Gli elementi di conferma richiesti dall'art. 192 c.p.p. devono quindi riguardare la partecipazione al fatto della persona accusata nei termini che fondano la relativa contestazione.

In pratica, la Corte afferma che non è richiesto che i riscontri della chiamata in correità si riferiscano direttamente e immediatamente alla medesima circostanza che assume rilievo nell'economia della contestazione.

Viceversa verrebbe meno illegittimamente la sufficienza del riscontro logico.

Il riscontro, però, deve riguardare necessariamente (nel caso di specie) la partecipazione all'associazione criminosa dell'accusato ovvero la condotta delittuosa.

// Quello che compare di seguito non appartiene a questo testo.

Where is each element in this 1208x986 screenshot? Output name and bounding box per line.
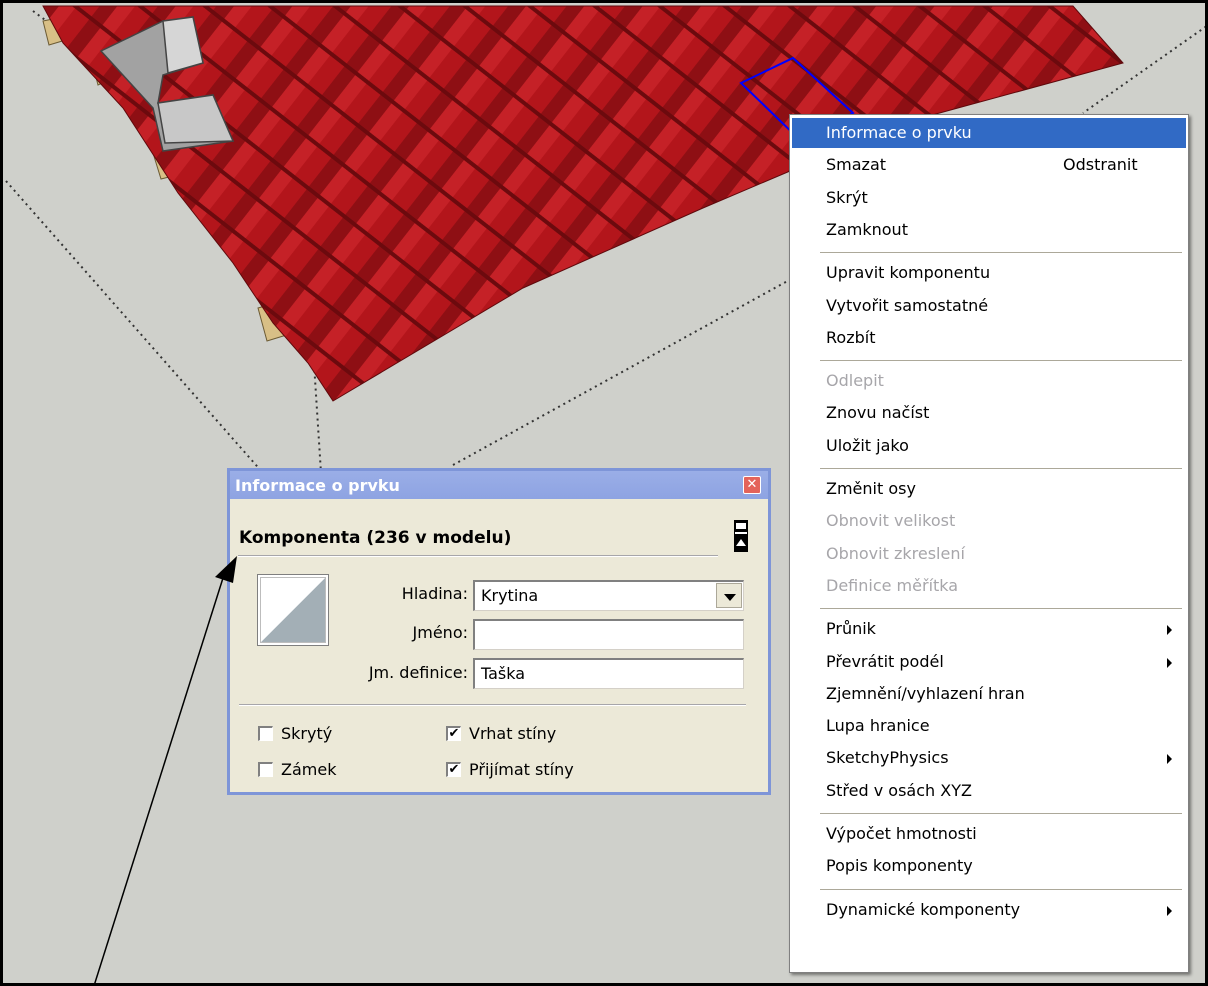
menu-item-vytvorit-samostatne[interactable]: Vytvořit samostatné <box>792 291 1186 321</box>
menu-item-label: Odlepit <box>826 371 884 391</box>
menu-item-ulozit-jako[interactable]: Uložit jako <box>792 431 1186 461</box>
menu-item-shortcut: Odstranit <box>1063 155 1138 175</box>
heading-divider <box>238 555 718 557</box>
dialog-title: Informace o prvku <box>235 476 400 495</box>
context-menu[interactable]: Informace o prvku Smazat Odstranit Skrýt Zam… <box>789 114 1189 973</box>
menu-item-znovu-nacist[interactable]: Znovu načíst <box>792 398 1186 428</box>
menu-item-informace-o-prvku[interactable]: Informace o prvku <box>792 118 1186 148</box>
hidden-checkbox[interactable] <box>258 726 273 741</box>
menu-item-label: Obnovit velikost <box>826 511 956 531</box>
menu-item-label: Vytvořit samostatné <box>826 295 989 315</box>
menu-item-label: Definice měřítka <box>826 575 959 595</box>
menu-item-label: Obnovit zkreslení <box>826 543 965 563</box>
submenu-arrow-icon <box>1167 754 1172 765</box>
menu-item-label: Skrýt <box>826 187 868 207</box>
menu-separator <box>820 888 1182 890</box>
menu-item-definice-meritka: Definice měřítka <box>792 571 1186 601</box>
chevron-down-icon[interactable] <box>716 583 742 608</box>
menu-item-zmenit-osy[interactable]: Změnit osy <box>792 474 1186 504</box>
receive-shadows-label: Přijímat stíny <box>469 760 574 779</box>
menu-item-label: Změnit osy <box>826 479 916 498</box>
menu-item-upravit-komponentu[interactable]: Upravit komponentu <box>792 258 1186 288</box>
menu-separator <box>820 360 1182 362</box>
menu-item-zjemneni-vyhlazeni-hran[interactable]: Zjemnění/vyhlazení hran <box>792 679 1186 709</box>
menu-item-label: Uložit jako <box>826 435 909 455</box>
close-icon[interactable]: ✕ <box>743 476 761 494</box>
menu-separator <box>820 813 1182 814</box>
receive-shadows-checkbox[interactable]: ✔ <box>446 762 461 777</box>
collapse-toggle-icon[interactable] <box>733 519 749 553</box>
menu-item-obnovit-zkresleni: Obnovit zkreslení <box>792 539 1186 569</box>
menu-item-label: Lupa hranice <box>826 716 930 736</box>
menu-item-label: Střed v osách XYZ <box>826 780 972 800</box>
submenu-arrow-icon <box>1167 625 1172 636</box>
layer-label: Hladina: <box>401 584 468 603</box>
hidden-label: Skrytý <box>281 724 333 743</box>
menu-item-popis-komponenty[interactable]: Popis komponenty <box>792 851 1186 881</box>
component-preview-icon <box>257 574 329 646</box>
locked-label: Zámek <box>281 760 337 779</box>
menu-item-label: Smazat <box>826 155 887 175</box>
submenu-arrow-icon <box>1167 905 1172 916</box>
layer-dropdown[interactable]: Krytina <box>473 580 744 611</box>
menu-item-vypocet-hmotnosti[interactable]: Výpočet hmotnosti <box>792 819 1186 849</box>
menu-item-label: Průnik <box>826 619 876 639</box>
menu-item-label: Popis komponenty <box>826 856 973 876</box>
menu-item-smazat[interactable]: Smazat Odstranit <box>792 150 1186 180</box>
cast-shadows-checkbox[interactable]: ✔ <box>446 726 461 741</box>
menu-item-label: Výpočet hmotnosti <box>826 824 977 843</box>
menu-separator <box>820 252 1182 254</box>
dialog-divider <box>239 704 746 706</box>
menu-item-label: Zamknout <box>826 219 908 239</box>
component-heading: Komponenta (236 v modelu) <box>239 528 512 548</box>
menu-item-obnovit-velikost: Obnovit velikost <box>792 506 1186 536</box>
annotation-arrow <box>94 556 237 983</box>
menu-item-label: Převrátit podél <box>826 651 944 671</box>
menu-item-dynamicke-komponenty[interactable]: Dynamické komponenty <box>792 895 1186 925</box>
layer-value: Krytina <box>481 586 539 605</box>
entity-info-dialog[interactable]: Informace o prvku ✕ Komponenta (236 v mo… <box>227 468 771 795</box>
menu-item-label: Informace o prvku <box>826 123 972 142</box>
menu-item-skryt[interactable]: Skrýt <box>792 183 1186 213</box>
menu-item-zamknout[interactable]: Zamknout <box>792 215 1186 245</box>
submenu-arrow-icon <box>1167 657 1172 668</box>
cast-shadows-label: Vrhat stíny <box>469 724 557 743</box>
dialog-titlebar[interactable]: Informace o prvku ✕ <box>230 471 768 499</box>
menu-item-label: Dynamické komponenty <box>826 899 1021 919</box>
menu-item-label: SketchyPhysics <box>826 748 949 768</box>
menu-item-label: Znovu načíst <box>826 403 930 423</box>
name-input[interactable] <box>473 619 744 650</box>
menu-separator <box>820 468 1182 469</box>
menu-item-sketchyphysics[interactable]: SketchyPhysics <box>792 743 1186 773</box>
menu-item-label: Zjemnění/vyhlazení hran <box>826 683 1025 703</box>
menu-item-odlepit: Odlepit <box>792 366 1186 396</box>
name-label: Jméno: <box>412 623 468 642</box>
menu-item-stred-v-osach-xyz[interactable]: Střed v osách XYZ <box>792 776 1186 806</box>
menu-item-prunik[interactable]: Průnik <box>792 614 1186 644</box>
menu-item-lupa-hranice[interactable]: Lupa hranice <box>792 711 1186 741</box>
locked-checkbox[interactable] <box>258 762 273 777</box>
menu-item-label: Rozbít <box>826 327 876 347</box>
definition-name-label: Jm. definice: <box>368 663 468 682</box>
menu-item-prevratit-podel[interactable]: Převrátit podél <box>792 647 1186 677</box>
definition-name-input[interactable]: Taška <box>473 658 744 689</box>
menu-item-label: Upravit komponentu <box>826 263 991 283</box>
sketchup-viewport[interactable]: Informace o prvku ✕ Komponenta (236 v mo… <box>0 0 1208 986</box>
menu-item-rozbit[interactable]: Rozbít <box>792 323 1186 353</box>
menu-separator <box>820 608 1182 610</box>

In pratica, la Corte giunge a ribadire che la chiamata in correità per assurgere a rango di prova valida a carico del chiamato, oltre ad avere i requisiti della attendibilità intrinseca, necessita di riscontri anche estrinseci che devono avere un carattere propriamente individualizzante nel senso che devono riguardare direttamente la persona dell'imputato con riferimento ai fatti che gli vengono attribuiti nell'economia della associazione criminosa cui viene accusato di appartenere.

In definitiva, non è sufficiente l'oggettiva conferma dei fatti riferiti dal dichiarante, ma è necessario che vengano accertati elementi che collegano il fatto stesso dichiarato alla persona accusata.